Я зарычала, выразительно глядя на него.
Он ухмыльнулся.
– Ты такая лапушка, когда рычишь!
Я снова рыкнула, потому что у него был
Усмехнувшись, он опустился на колени и похлопал себя по спине:
– Запрыгивай. Покажу тебе, как я двигаюсь.
– Сесть на тебя верхом?
– Ага. Давай.
Он снова кивнул, и я, глубоко вздохнув, забралась на него. Придерживая мои ноги, он поднялся и подкинул меня так, что я оказалась выше. Затем, теснее прижав меня к себе и чуть наклонившись вперед, он поехал по кругу.
Казалось, ему не составляло никакого труда меня везти. Я расслабилась, обхватив его за шею так, чтобы ненароком не задушить, если испугаюсь. Он несся по льду, и я начала получать удовольствие. Это было стремительно, весело, лихо! Сердце отчаянно колотилось; мне казалось, что я лечу. На самом деле я сидела на спине своего мужчины, который еще больше окреп с тех пор, как стал профессионалом.
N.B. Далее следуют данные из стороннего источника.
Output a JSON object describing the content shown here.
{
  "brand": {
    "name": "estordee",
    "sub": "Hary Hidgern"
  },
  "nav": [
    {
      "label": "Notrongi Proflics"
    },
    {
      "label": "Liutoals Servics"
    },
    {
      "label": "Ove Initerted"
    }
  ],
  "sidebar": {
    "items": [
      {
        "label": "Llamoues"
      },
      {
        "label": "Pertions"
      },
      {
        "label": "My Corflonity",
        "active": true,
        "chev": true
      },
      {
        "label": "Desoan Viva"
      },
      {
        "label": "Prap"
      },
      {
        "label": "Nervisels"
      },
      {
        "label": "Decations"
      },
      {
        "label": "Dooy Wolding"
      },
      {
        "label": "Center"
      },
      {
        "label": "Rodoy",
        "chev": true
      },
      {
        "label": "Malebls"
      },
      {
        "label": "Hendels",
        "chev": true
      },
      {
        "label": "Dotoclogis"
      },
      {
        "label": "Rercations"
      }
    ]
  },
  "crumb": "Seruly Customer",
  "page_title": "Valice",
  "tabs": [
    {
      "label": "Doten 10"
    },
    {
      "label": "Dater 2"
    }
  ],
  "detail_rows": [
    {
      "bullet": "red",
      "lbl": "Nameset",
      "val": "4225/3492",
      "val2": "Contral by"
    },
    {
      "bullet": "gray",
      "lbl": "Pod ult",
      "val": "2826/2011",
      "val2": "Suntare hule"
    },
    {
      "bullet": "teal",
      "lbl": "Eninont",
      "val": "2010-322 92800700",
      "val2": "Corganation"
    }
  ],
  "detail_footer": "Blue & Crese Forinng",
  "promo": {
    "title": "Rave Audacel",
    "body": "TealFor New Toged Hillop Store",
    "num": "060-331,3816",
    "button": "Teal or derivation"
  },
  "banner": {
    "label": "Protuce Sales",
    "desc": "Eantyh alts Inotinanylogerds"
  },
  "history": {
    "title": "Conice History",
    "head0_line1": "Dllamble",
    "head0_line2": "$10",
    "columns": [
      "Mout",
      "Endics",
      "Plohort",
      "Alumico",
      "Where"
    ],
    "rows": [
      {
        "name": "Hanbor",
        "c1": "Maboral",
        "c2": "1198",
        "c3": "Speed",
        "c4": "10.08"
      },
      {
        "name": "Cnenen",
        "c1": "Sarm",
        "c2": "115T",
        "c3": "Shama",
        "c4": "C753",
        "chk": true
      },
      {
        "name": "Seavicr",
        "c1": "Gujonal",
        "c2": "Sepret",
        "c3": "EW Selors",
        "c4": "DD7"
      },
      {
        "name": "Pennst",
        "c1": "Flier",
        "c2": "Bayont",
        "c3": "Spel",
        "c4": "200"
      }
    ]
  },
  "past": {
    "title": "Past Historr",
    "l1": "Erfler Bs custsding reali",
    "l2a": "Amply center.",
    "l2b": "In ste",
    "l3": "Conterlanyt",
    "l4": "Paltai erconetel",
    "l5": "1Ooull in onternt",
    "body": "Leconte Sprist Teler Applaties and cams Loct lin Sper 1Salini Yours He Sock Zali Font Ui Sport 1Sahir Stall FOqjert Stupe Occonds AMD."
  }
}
Мне казалось, что в колледже он был в потрясающей форме, но теперь, играя за аризонскую «Джавалину», он не знал себе равных.
В прошлом году мы окончили колледж и переехали сюда. Вечеринка, в которой участвовали все хоккеисты и мои соседи, получилась бомбической. Не было только Лабровски, который стал профи годом раньше. Уэйд и Даррен приехали из Нью-Йорка, где нашли себе работу и на пару снимали крохотную квартирку. Гэвин появился под руку с Сабриной Берфорд. Я не знала, как к этому отнестись – это было что-то новенькое. Он изменился за последние два года, после того как Флинна Кэррингтона признали виновным в совершении насильственных действий над Анджелой. Кэррингтон пошел на сделку, заплатил штраф и получил год общественных работ, но гражданский иск, который Анджела подала против него, имел сокрушительные последствия. По слухам, Флинн выплатил ей кругленькую сумму. Правда это или нет, я не знала, но то, что ему пришлось пройти интенсивную психотерапию, – это факт. Из братства его исключили. И из колледжа тоже. Примечательно, что его место в братстве занял Леандер, и по его инициативе «братья» стали волонтерами в местном приюте. На тусовках в «Альфа Мю» я больше не бывала, но, говорят, благодаря волонтерству многие в братстве изменились в лучшую сторону.
Гэвин остался верен себе. Он извинился, и не более того. Как только подтвердилось, что я сказала правду о Кэррингтоне, он сдал назад и извинился, хотя необходимости в этом не было. Он выбрал сторону братства, а не нашу дружбу. Потом мы еще пересекались на больших тусовках или в баре, но это случалось нечасто. У меня была своя компания – соседи и хоккеисты.